New Tool Chest is a Joint Project


Juggling a book and a furniture commission is like juggling two balls – pretty easy and not all that impressive. These last two weeks have been a full on circus: two books in overdrive (Peter Galbert’s “Chairmaker’s Notebook” and Don Williams’ “Virtuoso”) and two all-consuming projects, some three-legged chairs and a tool chest for Popular Woodworking Magazine.

The tool chest is a joint project between myself and Jameel Abraham at Benchcrafted. I built the box (the easy part) and he created a carved marquetry panel for the lid.

The chest itself is a new traveling design based on a bunch of old examples of chests I’ve studied and measured. After a lot of calculations, I found a chest size that will hold an impressive and nearly complete set of furniture-making tools in the minimum footprint. And it has nice lines and is a bit easier to build than an “Anarchist’s Tool Chest.

I’m not giving up my floor chest. It is too much a part of the way I work. This smaller chest is going to be ideal for woodworkers who have limited floor space but want to hold a lot of tools that can all be accessed with one hand movement (just like the full-size chest). What’s the downside? There’s not a lot of room for moulding planes.

I’ll write up a full description of the chest’s inner workings and post a video on it when the sucker is done.

Jameel’s marquetry panel arrived about a week ago, but I haven’t had time to install it on the chest because I’ve been a slave to Adobe’s Creative Cloud software. But when I couldn’t stare at a screen anymore, I sneaked to the shop to install the hinges and attach the lid to the carcase.

The hardware is from blacksmith Peter Ross – Jameel and I decided to go whole-chicken on this project. I’m not going to show the lid here. That’s for the magazine’s editors to reveal. But you can see some glimpses of Jameel’s gorgeous work on the lid on his blog here.

The hinges are bolted through the lid and secured with square nuts.

The hinges are bolted through the lid and secured with square nuts. This is off-the-rack hardware, not from Peter Ross.

Here is the Peter Ross chest hinge on the interior of the lid and carcase.

Here is the Peter Ross chest hinge on the interior of the lid and carcase.

This morning I convinced the lid, carcase and hinges to work nicely together and released a huge sigh of relief. Now I just have to attach the dust seal to the lid. And add the crab lock. Paint the sucker. Attach the chest lifts. And write the article. No problem.

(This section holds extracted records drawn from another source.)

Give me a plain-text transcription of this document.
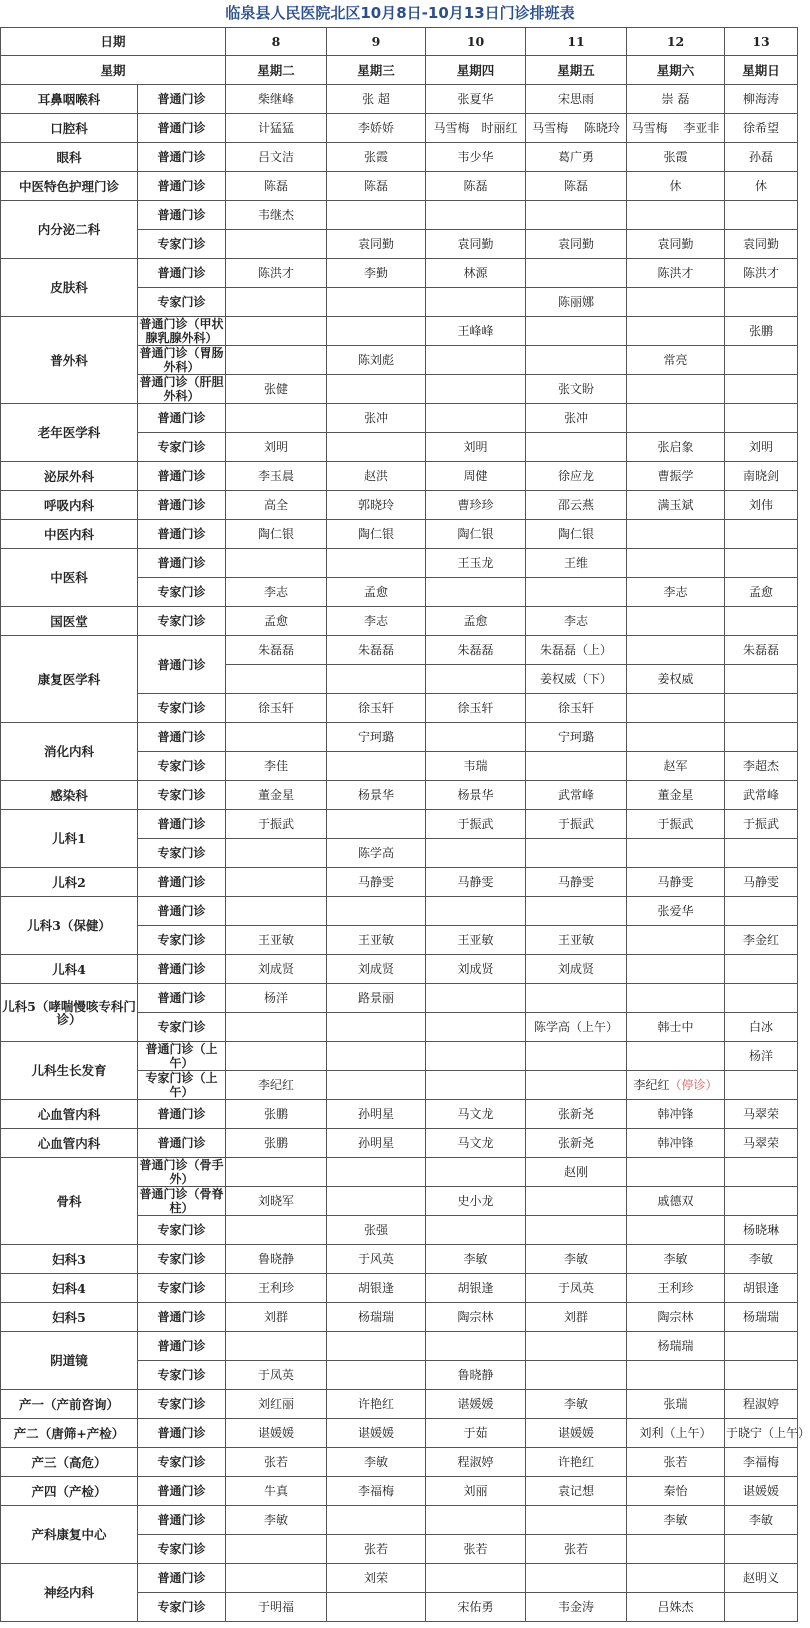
临泉县人民医院北区10月8日-10月13日门诊排班表
日期		8	9	10	11	12	13
星期		星期二	星期三	星期四	星期五	星期六	星期日
耳鼻咽喉科	普通门诊	柴继峰	张 超	张夏华	宋思雨	崇 磊	柳海涛
口腔科	普通门诊	计猛猛	李娇娇	马雪梅　时丽红	马雪梅　 陈晓玲	马雪梅　 李亚非	徐希望
眼科	普通门诊	吕文洁	张霞	韦少华	葛广勇	张霞	孙磊
中医特色护理门诊	普通门诊	陈磊	陈磊	陈磊	陈磊	休	休
内分泌二科	普通门诊	韦继杰					
	专家门诊		袁同勤	袁同勤	袁同勤	袁同勤	袁同勤
皮肤科	普通门诊	陈洪才	李勤	林源		陈洪才	陈洪才
	专家门诊				陈丽娜		
普外科	普通门诊（甲状腺乳腺外科）			王峰峰			张鹏
	普通门诊（胃肠外科）		陈刘彪			常亮	
	普通门诊（肝胆外科）	张健			张文盼		
老年医学科	普通门诊		张冲		张冲		
	专家门诊	刘明		刘明		张启象	刘明
泌尿外科	普通门诊	李玉晨	赵洪	周健	徐应龙	曹振学	南晓剑
呼吸内科	普通门诊	高全	郭晓玲	曹珍珍	邵云燕	满玉斌	刘伟
中医内科	普通门诊	陶仁银	陶仁银	陶仁银	陶仁银		
中医科	普通门诊			王玉龙	王维		
	专家门诊	李志	孟愈			李志	孟愈
国医堂	专家门诊	孟愈	李志	孟愈	李志		
康复医学科	普通门诊	朱磊磊	朱磊磊	朱磊磊	朱磊磊（上）		朱磊磊
					姜权威（下）	姜权威	
	专家门诊	徐玉轩	徐玉轩	徐玉轩	徐玉轩		
消化内科	普通门诊		宁珂璐		宁珂璐		
	专家门诊	李佳		韦瑞		赵军	李超杰
感染科	专家门诊	董金星	杨景华	杨景华	武常峰	董金星	武常峰
儿科1	普通门诊	于振武		于振武	于振武	于振武	于振武
	专家门诊		陈学高				
儿科2	普通门诊		马静雯	马静雯	马静雯	马静雯	马静雯
儿科3（保健）	普通门诊					张爱华	
	专家门诊	王亚敏	王亚敏	王亚敏	王亚敏		李金红
儿科4	普通门诊	刘成贤	刘成贤	刘成贤	刘成贤		
儿科5（哮喘慢咳专科门诊）	普通门诊	杨洋	路景丽				
	专家门诊				陈学高（上午）	韩士中	白冰
儿科生长发育	普通门诊（上午）						杨洋
	专家门诊（上午）	李纪红				李纪红（停诊）	
心血管内科	普通门诊	张鹏	孙明星	马文龙	张新尧	韩冲锋	马翠荣
心血管内科	普通门诊	张鹏	孙明星	马文龙	张新尧	韩冲锋	马翠荣
骨科	普通门诊（骨手外）				赵刚		
	普通门诊（骨脊柱）	刘晓军		史小龙		戚德双	
	专家门诊		张强				杨晓琳
妇科3	专家门诊	鲁晓静	于风英	李敏	李敏	李敏	李敏
妇科4	专家门诊	王利珍	胡银逢	胡银逢	于凤英	王利珍	胡银逢
妇科5	普通门诊	刘群	杨瑞瑞	陶宗林	刘群	陶宗林	杨瑞瑞
阴道镜	普通门诊					杨瑞瑞	
	专家门诊	于凤英		鲁晓静			
产一（产前咨询）	专家门诊	刘红丽	许艳红	谌媛媛	李敏	张瑞	程淑婷
产二（唐筛+产检）	普通门诊	谌媛媛	谌媛媛	于茹	谌媛媛	刘利（上午）	于晓宁（上午）
产三（高危）	专家门诊	张若	李敏	程淑婷	许艳红	张若	李福梅
产四（产检）	普通门诊	牛真	李福梅	刘丽	袁记想	秦怡	谌媛媛
产科康复中心	普通门诊	李敏				李敏	李敏
	专家门诊		张若	张若	张若		
神经内科	普通门诊		刘荣				赵明义
	专家门诊	于明福		宋佑勇	韦金涛	吕姝杰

After three hours of 100-percent concentration on these hinges, I’m ready to work on something that has an “undo” button. Yeah, InDesign and Photoshop sound like a good idea.

— Christopher Schwarz

About Lost Art Press

Publisher of woodworking books and videos specializing in hand tool techniques.
This entry was posted in Chairmaker's Notebook, The Anarchist's Design Book, The Anarchist's Tool Chest, Virtuoso: The Tool Cabinet and Workbench of Henry O. Studley. Bookmark the permalink.

21 Responses to New Tool Chest is a Joint Project

  1. jonathanszczepanski says:

    The undo button would be the one thing that if I could wave a magic wand, and bring from my design job to my furniture job I would. I do miss proceeding with abandon.


  2. Christopher,

    Any chance of a preview of the overall dimensions so we can all get started dovetailing while we wait for more details in the full writeup?



  3. Noticed your window tool rack (which in itself holds an impressive number of tools) is nearly empty. Was this a test run of the travel tool chest or yet another shop makeover? If the former, it must have been quite a feat to cram the perverbial 10 lbs of “stuff” in a 5-lb sack (verging on Studley-like).


  4. toolnut says:

    Any idea which issue?

    Also, I’ve been getting the “you must be logged on to comment” message and I am logged on. I have to try submitting again and it usually works. This happened a while ago on this site and I think John did something to fix it. I also got a security certificate issue with wordpress message and maybe that has something to do with it.


  5. Chris,
    Lovely chest.
    What’s the contraption clamped to the end of your bench.


  6. This new chest sounds perfect for me, as I haven’t delved into moulding planes yet and have limited floor space. If I ever do, I suppose I could just build a shelf.


  7. Looking forward to the plans for this one, thanks for giving a few of the dimensions


  8. Dave Reedy says:

    To get rid of the exposed nuts holding the hinges how about shortening the bolts and peening over the ends aka rivets? You could countersink the plates and when you peen the bolts the countersink will be filled, then file the bolts flush. You may need to aneal the bolts. Another idea would be to thread the plates before peening, this makes it easier to maintain the preload on the bolt.


  9. Paul Murphy says:

    What do you mean, carved marquetry?


  10. Brian says:

    This chest looks fabulous! And I’m looking forward to the Jul/Aug issue so I can check out the marquetry. That said, such an elaborate lid would seem to contradict your mantra for benches: use solid wood; avoid exotics; resist aesthetic embelishments.

    Do you think that your work over the past few years has been trending in opposite directions? As in, an artisan should experiment by making lots of (sometimes very fancy) shop accessories, so that one can then use the tools stored in those accessories to experiment with making simpler furniture…

    What I think I’m trying to say is, you seem to be maintaining a lovely balance in your work. And that balance defies sometihing many fans come to expect from celebrities: homogeneity. So thanks for keeping us on our toes!


  11. Tim Raleigh says:

    Hey, I saw a video on Vimeo of Jameel making the carved marquetry panel for the lid, but it’s disappeared. What I saw was amazing.